Esta situación entró a su vez en una veloz transformación con el nuevo milenio. La Internet y la múltiple derivación digital y cibernética agregaron otro escalón a la relatividad. Sus efectos son tantos que resulta agotador enlistarlos. Por ejemplo, ¿han puesto en riesgo al lenguaje y las palabras se extinguen? Veamos cuánto han cambiado la lectura y la escritura. Entre más se anuncia el fin del libro, más parece haberlo a escala industrial, y la escala discreta o artesanal prolifera en manos de jóvenes que, de acuerdo con la previsión estadística, debían estar consagrados a la función digital, telefonitos y videojuegos, textos (cuando los hay y son dignos de ser llamados así) accesibles en pantalla, lo mismo para leerlos de pasada que imprimir su copia dura o almacenarlos en las nubes de la matriz global. Por muchos libros que haya, no se leen o invaden las pantallas y se digieren a pedazos como mera información de un banco de datos.
 
La experiencia Proust comienza a parecer impracticable, demanda una sustracción mental prolongada y atenta que en nuestras sociedades industriales y de consumo pocos parecen poseer (o tener tiempo para).
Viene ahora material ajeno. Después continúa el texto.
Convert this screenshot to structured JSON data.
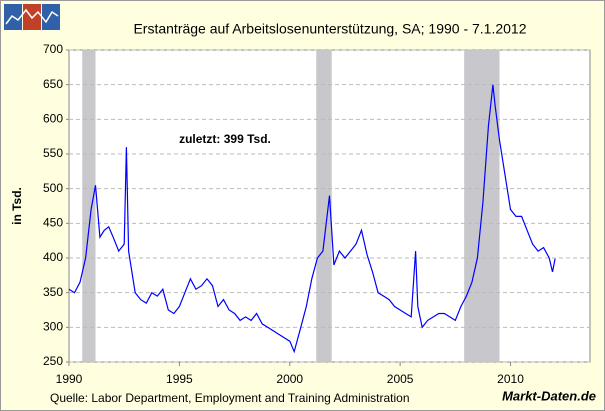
{
  "chart_data": {
    "type": "line",
    "title": "Erstanträge auf Arbeitslosenunterstützung, SA;  1990 - 7.1.2012",
    "y_label": "in Tsd.",
    "annotation": "zuletzt: 399 Tsd.",
    "source": "Quelle: Labor Department, Employment and Training Administration",
    "brand": "Markt-Daten.de",
    "color": "#0000ff",
    "recession_color": "#c8c8cc",
    "grid": true,
    "xlim": [
      1990,
      2013.6
    ],
    "xticks": [
      1990,
      1995,
      2000,
      2005,
      2010
    ],
    "ylim": [
      250,
      700
    ],
    "yticks": [
      250,
      300,
      350,
      400,
      450,
      500,
      550,
      600,
      650,
      700
    ],
    "recessions": [
      [
        1990.6,
        1991.2
      ],
      [
        2001.2,
        2001.9
      ],
      [
        2007.9,
        2009.5
      ]
    ],
    "x": [
      1990.0,
      1990.25,
      1990.5,
      1990.75,
      1991.0,
      1991.2,
      1991.4,
      1991.6,
      1991.8,
      1992.0,
      1992.25,
      1992.5,
      1992.6,
      1992.7,
      1993.0,
      1993.25,
      1993.5,
      1993.75,
      1994.0,
      1994.25,
      1994.5,
      1994.75,
      1995.0,
      1995.25,
      1995.5,
      1995.75,
      1996.0,
      1996.25,
      1996.5,
      1996.75,
      1997.0,
      1997.25,
      1997.5,
      1997.75,
      1998.0,
      1998.25,
      1998.5,
      1998.75,
      1999.0,
      1999.25,
      1999.5,
      1999.75,
      2000.0,
      2000.2,
      2000.5,
      2000.75,
      2001.0,
      2001.25,
      2001.5,
      2001.8,
      2001.9,
      2002.0,
      2002.25,
      2002.5,
      2002.75,
      2003.0,
      2003.25,
      2003.5,
      2003.75,
      2004.0,
      2004.25,
      2004.5,
      2004.75,
      2005.0,
      2005.25,
      2005.5,
      2005.7,
      2005.8,
      2006.0,
      2006.25,
      2006.5,
      2006.75,
      2007.0,
      2007.25,
      2007.5,
      2007.75,
      2008.0,
      2008.25,
      2008.5,
      2008.75,
      2009.0,
      2009.2,
      2009.3,
      2009.5,
      2009.75,
      2010.0,
      2010.25,
      2010.5,
      2010.75,
      2011.0,
      2011.25,
      2011.5,
      2011.75,
      2011.9,
      2012.02
    ],
    "values": [
      355,
      350,
      365,
      400,
      470,
      505,
      430,
      440,
      445,
      430,
      410,
      420,
      560,
      410,
      350,
      340,
      335,
      350,
      345,
      355,
      325,
      320,
      330,
      350,
      370,
      355,
      360,
      370,
      360,
      330,
      340,
      325,
      320,
      310,
      315,
      310,
      320,
      305,
      300,
      295,
      290,
      285,
      280,
      265,
      300,
      330,
      370,
      400,
      410,
      490,
      440,
      390,
      410,
      400,
      410,
      420,
      440,
      405,
      380,
      350,
      345,
      340,
      330,
      325,
      320,
      315,
      410,
      330,
      300,
      310,
      315,
      320,
      320,
      315,
      310,
      330,
      345,
      365,
      400,
      480,
      590,
      650,
      620,
      570,
      520,
      470,
      460,
      460,
      440,
      420,
      410,
      415,
      400,
      380,
      399
    ]
  }
}
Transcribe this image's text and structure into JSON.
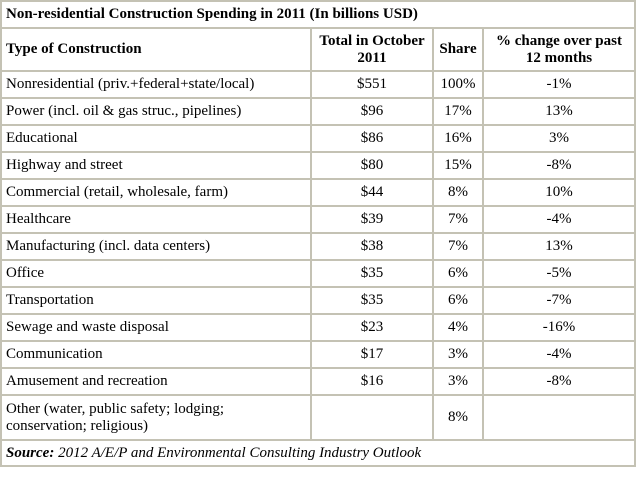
{
  "title": "Non-residential Construction Spending in 2011 (In billions USD)",
  "headers": [
    "Type of Construction",
    "Total in October 2011",
    "Share",
    "% change over past 12 months"
  ],
  "rows": [
    {
      "type": "Nonresidential (priv.+federal+state/local)",
      "total": "$551",
      "share": "100%",
      "change": "-1%"
    },
    {
      "type": "Power (incl. oil & gas struc., pipelines)",
      "total": "$96",
      "share": "17%",
      "change": "13%"
    },
    {
      "type": "Educational",
      "total": "$86",
      "share": "16%",
      "change": "3%"
    },
    {
      "type": "Highway and street",
      "total": "$80",
      "share": "15%",
      "change": "-8%"
    },
    {
      "type": "Commercial (retail, wholesale, farm)",
      "total": "$44",
      "share": "8%",
      "change": "10%"
    },
    {
      "type": "Healthcare",
      "total": "$39",
      "share": "7%",
      "change": "-4%"
    },
    {
      "type": "Manufacturing (incl. data centers)",
      "total": "$38",
      "share": "7%",
      "change": "13%"
    },
    {
      "type": "Office",
      "total": "$35",
      "share": "6%",
      "change": "-5%"
    },
    {
      "type": "Transportation",
      "total": "$35",
      "share": "6%",
      "change": "-7%"
    },
    {
      "type": "Sewage and waste disposal",
      "total": "$23",
      "share": "4%",
      "change": "-16%"
    },
    {
      "type": "Communication",
      "total": "$17",
      "share": "3%",
      "change": "-4%"
    },
    {
      "type": "Amusement and recreation",
      "total": "$16",
      "share": "3%",
      "change": "-8%"
    }
  ],
  "other": {
    "type": "Other (water, public safety; lodging; conservation; religious)",
    "total": "",
    "share": "8%",
    "change": ""
  },
  "source": {
    "label": "Source:",
    "text": "2012 A/E/P and Environmental Consulting Industry Outlook"
  }
}
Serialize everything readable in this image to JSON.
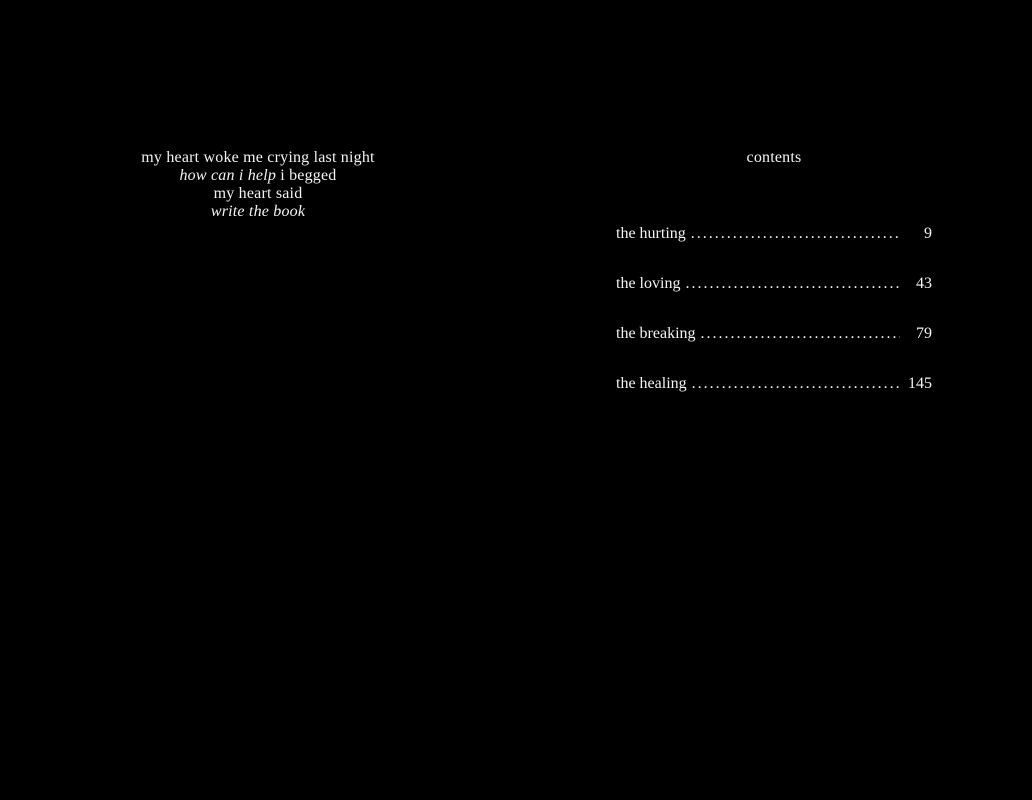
{
  "canvas": {
    "background_color": "#000000",
    "text_color": "#f3f3f3"
  },
  "left_page": {
    "poem": {
      "lines": [
        {
          "segments": [
            {
              "text": "my heart woke me crying last night",
              "italic": false
            }
          ]
        },
        {
          "segments": [
            {
              "text": "how can i help",
              "italic": true
            },
            {
              "text": " i begged",
              "italic": false
            }
          ]
        },
        {
          "segments": [
            {
              "text": "my heart said",
              "italic": false
            }
          ]
        },
        {
          "segments": [
            {
              "text": "write the book",
              "italic": true
            }
          ]
        }
      ]
    }
  },
  "right_page": {
    "heading": "contents",
    "dot_leader": "...........................................................................................",
    "toc": [
      {
        "title": "the hurting",
        "page": "9"
      },
      {
        "title": "the loving",
        "page": "43"
      },
      {
        "title": "the breaking",
        "page": "79"
      },
      {
        "title": "the healing",
        "page": "145"
      }
    ]
  }
}
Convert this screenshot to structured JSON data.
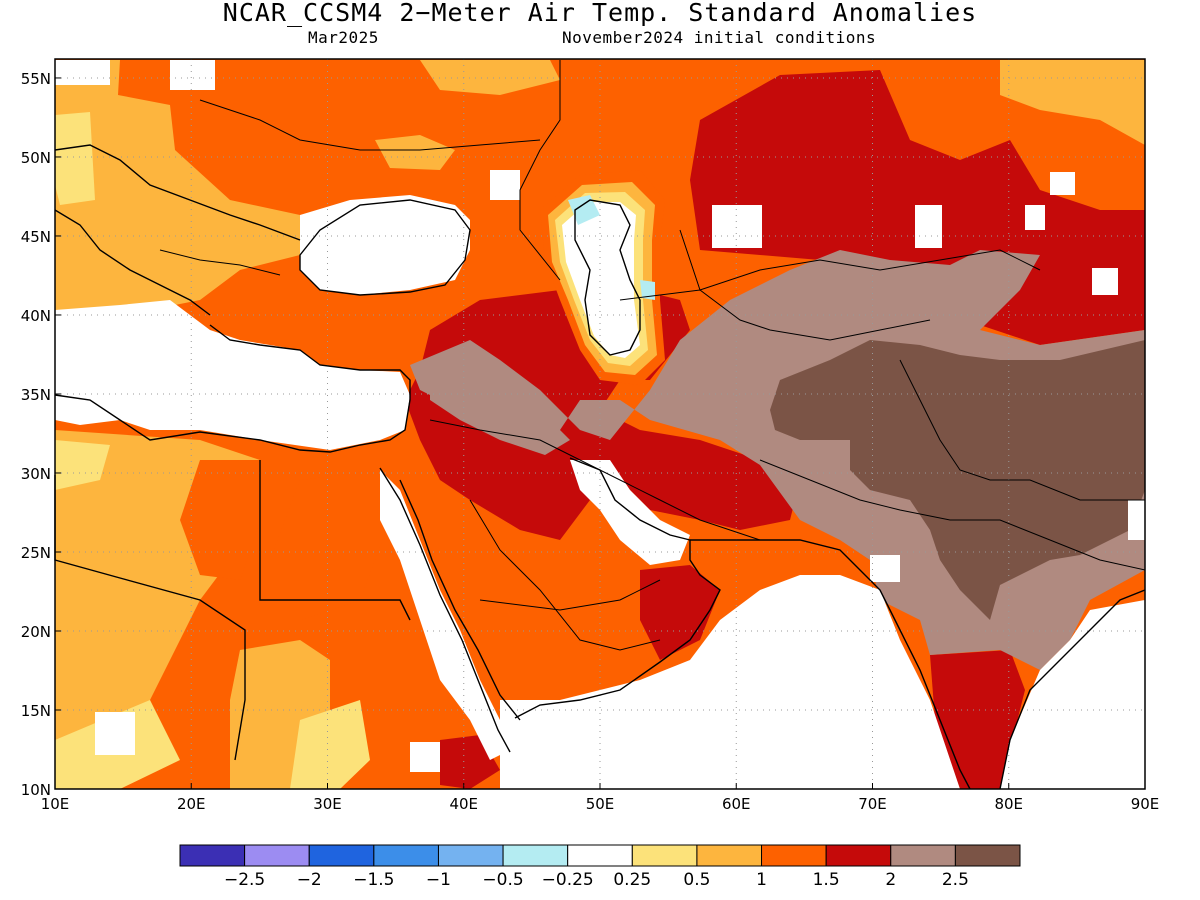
{
  "title": "NCAR_CCSM4 2−Meter Air Temp. Standard Anomalies",
  "valid_month": "Mar2025",
  "init_conditions": "November2024 initial conditions",
  "map": {
    "lon_ticks": [
      "10E",
      "20E",
      "30E",
      "40E",
      "50E",
      "60E",
      "70E",
      "80E",
      "90E"
    ],
    "lat_ticks": [
      "10N",
      "15N",
      "20N",
      "25N",
      "30N",
      "35N",
      "40N",
      "45N",
      "50N",
      "55N"
    ]
  },
  "colorbar": {
    "colors": [
      "#3b2fb4",
      "#9c8cf2",
      "#1f64df",
      "#3c8ee9",
      "#74b2f0",
      "#b4ecf2",
      "#ffffff",
      "#fce27a",
      "#fdb53e",
      "#fd6100",
      "#c50a0a",
      "#b08a80",
      "#7b5446"
    ],
    "labels": [
      "−2.5",
      "−2",
      "−1.5",
      "−1",
      "−0.5",
      "−0.25",
      "0.25",
      "0.5",
      "1",
      "1.5",
      "2",
      "2.5"
    ]
  }
}
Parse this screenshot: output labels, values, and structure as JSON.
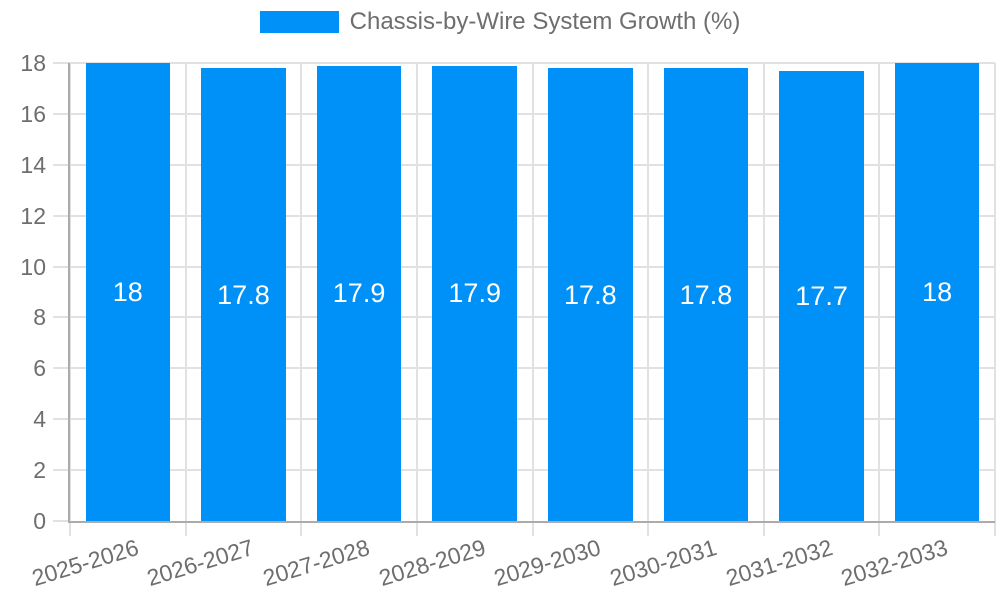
{
  "chart_data": {
    "type": "bar",
    "title": "",
    "legend": {
      "label": "Chassis-by-Wire System Growth (%)",
      "position": "top"
    },
    "categories": [
      "2025-2026",
      "2026-2027",
      "2027-2028",
      "2028-2029",
      "2029-2030",
      "2030-2031",
      "2031-2032",
      "2032-2033"
    ],
    "values": [
      18,
      17.8,
      17.9,
      17.9,
      17.8,
      17.8,
      17.7,
      18
    ],
    "value_labels": [
      "18",
      "17.8",
      "17.9",
      "17.9",
      "17.8",
      "17.8",
      "17.7",
      "18"
    ],
    "xlabel": "",
    "ylabel": "",
    "ylim": [
      0,
      18
    ],
    "yticks": [
      0,
      2,
      4,
      6,
      8,
      10,
      12,
      14,
      16,
      18
    ],
    "grid": true,
    "colors": {
      "bar": "#0091f8",
      "grid": "#e1e1e1",
      "axis": "#ababab",
      "tick_text": "#6e6e6e",
      "bar_label": "#ffffff",
      "background": "#ffffff"
    }
  }
}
Hasta los autores fragmentarios son leídos con poca atención. ¿Cómo encontrar así el íntimo humor desternillante en los momentos más negros y pesimistas de Kafka, Cioran o Beckett? ¿Cómo leerlos con suficientes libertad y cuidado fuera del estereotipo wiki? Sinónimo tópico del absurdo ominoso, Kafka se reía de nosotros y se divertía con sus montajes de crueldad. Cioran se carcajeaba para sus adentros al escribir breviarios de podredumbre y sobre el inconveniente de haber nacido. Y Beckett, bueno, no hay una sola línea de su temible galería de nadies, desplazados, abandonados y muertos vivientes que no sea un monumental chiste.
 
¿Sobrevivirán tales sutilezas en la lectura directa del siglo XXI, cada día más vertiginosa, intertextual, adrenalínica y lejana del venerable libro que ya nadie resguardará con el amor físico de las mil 500 generaciones anteriores?